An Indiana Senate committee is scheduled to consider a bill Monday that includes moving up the deadline for counties to add such devices to any paperless voting machines to July 2024, 5-1/2 years earlier than current state law.

The Indiana League of Women Voters, Indiana Vote by Mail and other groups argue that the state should end the use of all such machines and have all counties use paper ballots that voters mark before they are scanned for counting.

The voting rights organizations said in a letter Thursday to legislators that the printer technology relies on lightweight thermal paper that is easily damaged and lets voters see only a portion of their ballot at a time through a small window. They call the estimated $2,600-per-machine price tag “an extraordinary cost for a poor solution.”

“For less money, Indiana could outfit all its counties with paper ballots for all elections and brand-new, updated tabulating scanners and assistive ballot marking devices that provide voters with a durable, auditable record of their votes that can be used in post-election audits and recounts,” the letter said.

Nearly two-thirds of Indiana’s 92 counties use touch-screen machines, according to an Indiana secretary of state’s office report. That includes several of the state’s largest counties, such as Lake, Allen, Hamilton and Tippecanoe.

The state began paying in 2019 for counties to add printers to some of those machines but has allowed paperless machines to remain in use through 2029.

The Indiana House last month endorsed moving that deadline up to 2024, but the debate on the bill focused on Republican-backed provisions tightening the state’s mail-in voting rules.

It is unclear how much adding printers statewide would cost. A legislative staff analysis with this year’s bill estimated the cost at nearly $13 million, while the secretary of state’s office sought $75 million for the work in 2018 before scaling back the request to $6 million with the aim of upgrading at least 10% of the paperless machines.

Republican House Speaker Todd Huston called adding the devices “an important public policy” and that he expected legislators would approve funding for counties to meet the 2024 deadline.

Democrats have argued that state government’s projected $5 billion in cash reserves gives it plenty of money to improve voting machine security rather than focusing on making it tougher for people to cast ballots by mail.

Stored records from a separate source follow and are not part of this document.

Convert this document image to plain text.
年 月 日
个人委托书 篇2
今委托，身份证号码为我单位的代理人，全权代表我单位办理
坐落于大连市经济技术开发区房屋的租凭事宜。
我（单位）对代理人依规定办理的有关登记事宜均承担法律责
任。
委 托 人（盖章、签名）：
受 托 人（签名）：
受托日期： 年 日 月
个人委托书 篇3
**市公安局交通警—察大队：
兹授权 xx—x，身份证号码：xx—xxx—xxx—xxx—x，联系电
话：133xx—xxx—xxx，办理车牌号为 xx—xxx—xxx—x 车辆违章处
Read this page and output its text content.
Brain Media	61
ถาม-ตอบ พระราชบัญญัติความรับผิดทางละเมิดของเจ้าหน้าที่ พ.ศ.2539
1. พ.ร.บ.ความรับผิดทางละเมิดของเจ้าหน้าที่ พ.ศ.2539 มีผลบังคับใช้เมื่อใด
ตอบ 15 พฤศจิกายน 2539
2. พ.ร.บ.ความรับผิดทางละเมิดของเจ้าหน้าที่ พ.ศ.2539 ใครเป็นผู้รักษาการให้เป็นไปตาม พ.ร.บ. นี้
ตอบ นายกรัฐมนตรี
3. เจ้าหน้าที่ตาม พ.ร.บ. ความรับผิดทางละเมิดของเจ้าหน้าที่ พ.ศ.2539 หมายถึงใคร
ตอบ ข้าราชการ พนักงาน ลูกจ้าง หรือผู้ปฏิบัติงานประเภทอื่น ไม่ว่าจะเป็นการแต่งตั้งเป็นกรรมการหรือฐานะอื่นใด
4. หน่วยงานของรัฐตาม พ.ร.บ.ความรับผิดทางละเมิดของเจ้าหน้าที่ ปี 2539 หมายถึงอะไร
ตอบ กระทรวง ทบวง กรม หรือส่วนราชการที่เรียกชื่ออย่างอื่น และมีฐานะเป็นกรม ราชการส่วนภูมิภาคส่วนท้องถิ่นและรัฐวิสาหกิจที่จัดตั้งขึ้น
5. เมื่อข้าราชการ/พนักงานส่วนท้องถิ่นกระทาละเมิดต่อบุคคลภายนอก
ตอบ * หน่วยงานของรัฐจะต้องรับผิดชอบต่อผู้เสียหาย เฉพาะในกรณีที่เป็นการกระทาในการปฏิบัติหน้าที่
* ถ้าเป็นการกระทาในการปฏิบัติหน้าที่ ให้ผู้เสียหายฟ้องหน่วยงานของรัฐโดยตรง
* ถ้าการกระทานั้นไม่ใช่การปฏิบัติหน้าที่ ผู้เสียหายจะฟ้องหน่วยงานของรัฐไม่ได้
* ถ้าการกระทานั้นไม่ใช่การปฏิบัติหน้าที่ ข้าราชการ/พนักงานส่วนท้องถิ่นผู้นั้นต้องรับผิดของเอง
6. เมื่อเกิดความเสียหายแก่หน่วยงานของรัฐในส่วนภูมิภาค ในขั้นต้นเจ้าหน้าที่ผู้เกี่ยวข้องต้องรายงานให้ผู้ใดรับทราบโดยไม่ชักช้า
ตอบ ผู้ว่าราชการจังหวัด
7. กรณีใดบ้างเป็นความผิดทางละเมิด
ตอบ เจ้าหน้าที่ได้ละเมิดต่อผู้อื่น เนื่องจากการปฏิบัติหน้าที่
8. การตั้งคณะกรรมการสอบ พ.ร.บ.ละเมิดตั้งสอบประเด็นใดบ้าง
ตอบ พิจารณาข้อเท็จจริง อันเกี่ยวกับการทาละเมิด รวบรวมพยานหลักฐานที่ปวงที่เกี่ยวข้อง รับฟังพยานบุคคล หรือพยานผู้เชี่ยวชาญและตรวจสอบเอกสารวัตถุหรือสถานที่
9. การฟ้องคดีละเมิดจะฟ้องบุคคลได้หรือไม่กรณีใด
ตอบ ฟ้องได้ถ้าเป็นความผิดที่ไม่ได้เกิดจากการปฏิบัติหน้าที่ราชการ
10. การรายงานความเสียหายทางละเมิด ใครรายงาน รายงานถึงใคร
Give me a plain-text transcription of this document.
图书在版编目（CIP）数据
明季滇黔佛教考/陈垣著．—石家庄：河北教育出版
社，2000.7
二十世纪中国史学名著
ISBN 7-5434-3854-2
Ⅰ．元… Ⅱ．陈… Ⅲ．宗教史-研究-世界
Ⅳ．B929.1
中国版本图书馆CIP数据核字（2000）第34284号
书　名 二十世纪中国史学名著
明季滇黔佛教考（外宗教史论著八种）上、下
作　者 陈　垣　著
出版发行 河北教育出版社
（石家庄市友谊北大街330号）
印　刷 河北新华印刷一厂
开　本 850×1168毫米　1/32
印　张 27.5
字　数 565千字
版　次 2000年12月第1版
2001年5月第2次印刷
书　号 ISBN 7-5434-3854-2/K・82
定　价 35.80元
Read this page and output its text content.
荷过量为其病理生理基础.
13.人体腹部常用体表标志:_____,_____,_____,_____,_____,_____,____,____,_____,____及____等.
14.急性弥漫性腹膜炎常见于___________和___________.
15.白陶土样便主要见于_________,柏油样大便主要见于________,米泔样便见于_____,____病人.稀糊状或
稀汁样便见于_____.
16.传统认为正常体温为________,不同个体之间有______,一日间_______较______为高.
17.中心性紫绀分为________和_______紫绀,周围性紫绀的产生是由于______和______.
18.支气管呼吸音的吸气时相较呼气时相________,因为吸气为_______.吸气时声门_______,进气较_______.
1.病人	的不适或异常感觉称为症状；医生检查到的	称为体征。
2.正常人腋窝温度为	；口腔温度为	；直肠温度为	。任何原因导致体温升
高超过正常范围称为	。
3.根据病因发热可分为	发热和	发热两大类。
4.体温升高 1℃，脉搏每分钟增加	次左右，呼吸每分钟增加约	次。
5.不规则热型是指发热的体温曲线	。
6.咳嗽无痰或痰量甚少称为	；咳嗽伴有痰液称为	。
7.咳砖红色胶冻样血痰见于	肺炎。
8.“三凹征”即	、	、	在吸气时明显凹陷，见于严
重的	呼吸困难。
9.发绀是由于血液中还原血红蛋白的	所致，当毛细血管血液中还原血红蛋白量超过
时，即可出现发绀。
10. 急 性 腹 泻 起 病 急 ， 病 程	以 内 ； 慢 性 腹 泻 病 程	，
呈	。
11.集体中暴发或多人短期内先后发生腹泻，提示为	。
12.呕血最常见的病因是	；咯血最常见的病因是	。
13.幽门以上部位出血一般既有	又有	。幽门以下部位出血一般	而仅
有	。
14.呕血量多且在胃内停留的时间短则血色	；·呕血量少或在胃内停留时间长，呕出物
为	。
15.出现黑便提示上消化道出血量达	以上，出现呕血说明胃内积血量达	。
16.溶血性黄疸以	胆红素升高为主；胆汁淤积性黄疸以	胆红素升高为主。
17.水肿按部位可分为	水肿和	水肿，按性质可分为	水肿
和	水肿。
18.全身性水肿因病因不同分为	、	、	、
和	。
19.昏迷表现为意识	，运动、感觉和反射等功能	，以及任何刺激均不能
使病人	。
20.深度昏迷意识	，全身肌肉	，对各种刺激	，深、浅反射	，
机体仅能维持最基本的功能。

Democratic Rep. Ed DeLaney of Indianapolis said many counties made “a terrible decision” when they bought “dangerous machines.”

“Those are the single greatest threat to voter integrity in the state of Indiana and they have been since the day people bought those touch screens that didn’t have a paper trail,” DeLaney said.

Election security experts have urged the adoption nationwide of paper-based voting systems, saying they are less vulnerable to manipulation and election workers can use those records to audit results.

Indiana remains among a handful of states still with widespread use of paperless machines, according to the nonprofit group Verified Voting, which was among the organizations objecting to the Indiana proposal.

Bill sponsor Rep. Tim Wesco, an Osceola Republican, said he had “full faith in the efficacy” of the printers, especially with county clerks who oversee local elections supporting the proposal during House committee testimony.

Republican Secretary of State Holli Sullivan, who took office last March, supports the upgrade plan that was started by her predecessor. Sullivan’s office said adding the printers will “increase voter confidence and improve the ability to conduct post-election audits and recounts.”